Intraprendere il cammino iniziatico significa prima o poi imbattersi in qualche forma di insegnamento o di istituzione che affonda le sue radici in un passato più o meno remoto; fin qui nulla di male. I problemi sopraggiungono quando riteniamo che la bontà dei rituali e dei simbolismi dipenda dalla loro “antichità”, dall’essere figli di un tempo in cui l’umanità era ancora impregnata di pensiero magico. Il fatto è che un simbolo, in qualunque forma si presenti, è universale, e questo include anche la dimensione temporale. Conoscere un simbolo significa enuclearlo dal suo rivestimento per applicarlo a tutto ciò che vi si connette in modo analogico; solo così esso diviene “vivente”, in grado cioè di operare una trasformazione interiore.

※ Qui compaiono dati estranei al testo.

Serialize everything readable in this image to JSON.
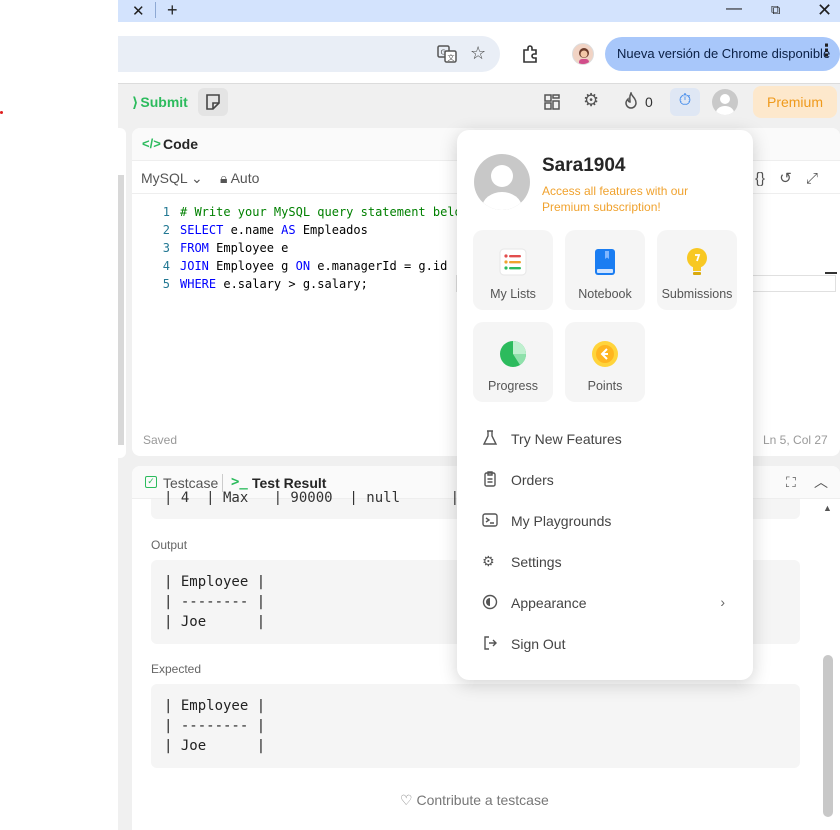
{
  "browser": {
    "update_banner": "Nueva versión de Chrome disponible",
    "tab_close": "✕",
    "new_tab": "+",
    "window_minimize": "—",
    "window_maximize": "⧉",
    "window_close": "✕",
    "menu_dots": "⋮"
  },
  "header": {
    "submit_label": "Submit",
    "streak_count": "0",
    "premium_label": "Premium"
  },
  "code_panel": {
    "tab_label": "Code",
    "language": "MySQL",
    "mode": "Auto",
    "lines": [
      {
        "num": "1",
        "text": "# Write your MySQL query statement belo"
      },
      {
        "num": "2",
        "kw1": "SELECT",
        "t1": " e.name ",
        "kw2": "AS",
        "t2": " Empleados"
      },
      {
        "num": "3",
        "kw1": "FROM",
        "t1": " Employee e"
      },
      {
        "num": "4",
        "kw1": "JOIN",
        "t1": " Employee g ",
        "kw2": "ON",
        "t2": " e.managerId = g.id"
      },
      {
        "num": "5",
        "kw1": "WHERE",
        "t1": " e.salary > g.salary;"
      }
    ],
    "status_saved": "Saved",
    "cursor_position": "Ln 5, Col 27"
  },
  "test_panel": {
    "testcase_tab": "Testcase",
    "result_tab": "Test Result",
    "prev_row": "| 4  | Max   | 90000  | null      |",
    "output_label": "Output",
    "output_text": "| Employee |\n| -------- |\n| Joe      |",
    "expected_label": "Expected",
    "expected_text": "| Employee |\n| -------- |\n| Joe      |",
    "contribute_label": "Contribute a testcase"
  },
  "user_menu": {
    "username": "Sara1904",
    "premium_note": "Access all features with our Premium subscription!",
    "tiles": [
      {
        "label": "My Lists",
        "icon": "list-icon"
      },
      {
        "label": "Notebook",
        "icon": "notebook-icon"
      },
      {
        "label": "Submissions",
        "icon": "lightbulb-icon"
      },
      {
        "label": "Progress",
        "icon": "progress-icon"
      },
      {
        "label": "Points",
        "icon": "points-icon"
      }
    ],
    "items": [
      {
        "label": "Try New Features",
        "icon": "flask-icon"
      },
      {
        "label": "Orders",
        "icon": "orders-icon"
      },
      {
        "label": "My Playgrounds",
        "icon": "playground-icon"
      },
      {
        "label": "Settings",
        "icon": "gear-icon"
      },
      {
        "label": "Appearance",
        "icon": "appearance-icon"
      },
      {
        "label": "Sign Out",
        "icon": "sign-out-icon"
      }
    ]
  },
  "colors": {
    "accent_green": "#2cbb5d",
    "premium_orange": "#f0a22e",
    "chrome_blue": "#d3e3fd"
  }
}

In caso contrario, l’oggetto simbolico rimane lettera morta, e nessun rito o sorgente esterna potrà metterlo in moto.

L’apprendistato iniziatico condotto secondo gli antichi insegnamenti è utile nella misura in cui, una volta compresi i significati e averli praticati, ci liberiamo delle sovrastrutture e andiamo alla ricerca delle modalità espressive che sono ad essi collegati. È questo l’approccio iniziale alla terza via; attraverso il processo di decrittazione simbolica della realtà, la discontinuità della nostra esperienza personale cede il passo a una visuale molto più ampia, al senso della nostra esistenza individuale, che potrà farci da guida nel proseguimento del cammino.

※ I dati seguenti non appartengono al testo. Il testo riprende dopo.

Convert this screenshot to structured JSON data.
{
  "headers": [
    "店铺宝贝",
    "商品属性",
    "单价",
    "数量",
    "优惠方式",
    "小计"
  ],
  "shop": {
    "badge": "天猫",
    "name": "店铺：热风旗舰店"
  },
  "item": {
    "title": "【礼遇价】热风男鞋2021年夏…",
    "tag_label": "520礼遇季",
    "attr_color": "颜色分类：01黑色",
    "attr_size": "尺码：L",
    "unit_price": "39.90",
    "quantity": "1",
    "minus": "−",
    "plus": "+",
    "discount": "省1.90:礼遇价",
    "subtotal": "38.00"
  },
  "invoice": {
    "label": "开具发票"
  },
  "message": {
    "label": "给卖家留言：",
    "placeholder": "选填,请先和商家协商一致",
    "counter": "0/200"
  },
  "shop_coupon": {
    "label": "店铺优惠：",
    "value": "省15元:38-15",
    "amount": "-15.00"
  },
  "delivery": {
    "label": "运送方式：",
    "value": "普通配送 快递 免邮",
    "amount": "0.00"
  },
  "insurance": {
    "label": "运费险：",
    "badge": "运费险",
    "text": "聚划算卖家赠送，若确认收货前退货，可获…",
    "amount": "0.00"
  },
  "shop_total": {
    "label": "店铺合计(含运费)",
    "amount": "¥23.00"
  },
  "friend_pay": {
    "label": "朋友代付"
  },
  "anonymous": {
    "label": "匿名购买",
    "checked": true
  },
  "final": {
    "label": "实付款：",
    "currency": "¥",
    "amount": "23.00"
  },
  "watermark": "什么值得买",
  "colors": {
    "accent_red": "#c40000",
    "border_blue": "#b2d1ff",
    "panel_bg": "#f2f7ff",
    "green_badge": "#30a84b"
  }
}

Coscienti a questo punto dell’ineluttabilità di un ciclo di cambiamento nei destini dell’umanità, dovremmo porci il problema di come una somma di atteggiamenti individuali consapevoli possa contribuire ad alleviare i rischi di un mutamento a dir poco problematico. Come abbiamo avuto modo di esaminare, sia l’approccio elitario che quello basato su una spinta ad agire attivamente offrirebbero scarsi risultati date le circostanze attuali. Se però si riuscisse, attraverso un’opera di vera e propria alchimia sociale, ad assegnare alle varie categorie dell’esperienza e dello scibile umano un significato anche universale, il potenziale distruttivo diverrebbe una risorsa di trasformazione. Allora, non vi sarebbe necessità di un finale più o meno cruento, ma si assisterebbe a una transizione ancora problematica ma sostenuta dalla cognizione di operare seguendo un dettato spirituale, libero dalle sovrastrutture create dalla mente dialettica.

Un simile intervento è complesso, e certamente non di breve durata, poiché coinvolge la miriade di particolarità sulle quali è strutturata la nostra civiltà. Nel 1917 Rudolf Steiner, il fondatore del movimento antroposofico, propose un meccanismo di triarticolazione, o tripartizione sociale, dove in luogo di una gestione statale centralizzata esponeva una suddivisione in sistemi relativamente autonomi ciascuno dei quali era inerente rispettivamente alla sfera economica, giuridica e culturale. Questa divisione mirava a realizzare gli ideali della Rivoluzione Francese: la libertà per la sfera culturale, l’uguaglianza per quella giuridica e la fraternità per la sfera economica. Il dominio economico si incaricava di gestire i rapporti con gli elementi della natura al fine di trasformarli in beni per un equo sostentamento dell’organismo sociale. Il dominio giuridico regolava il diritto pubblico e politico alla ricerca dell’equilibrio nei rapporti umani. Infine, il dominio culturale mirava a integrare le doti individuali nel più vasto organismo sociale attraverso il libero studio e le aspirazioni spirituali. Steiner tentò a più riprese di ampliare la platea dei soggetti potenzialmente interessati alla tripartizione, proponendo dei memoriali ai governi tedesco e austroungarico, ma senza risultati. A tutt’oggi vi sono delle piccole realtà locali e aziendali che applicano lo schema tripartito.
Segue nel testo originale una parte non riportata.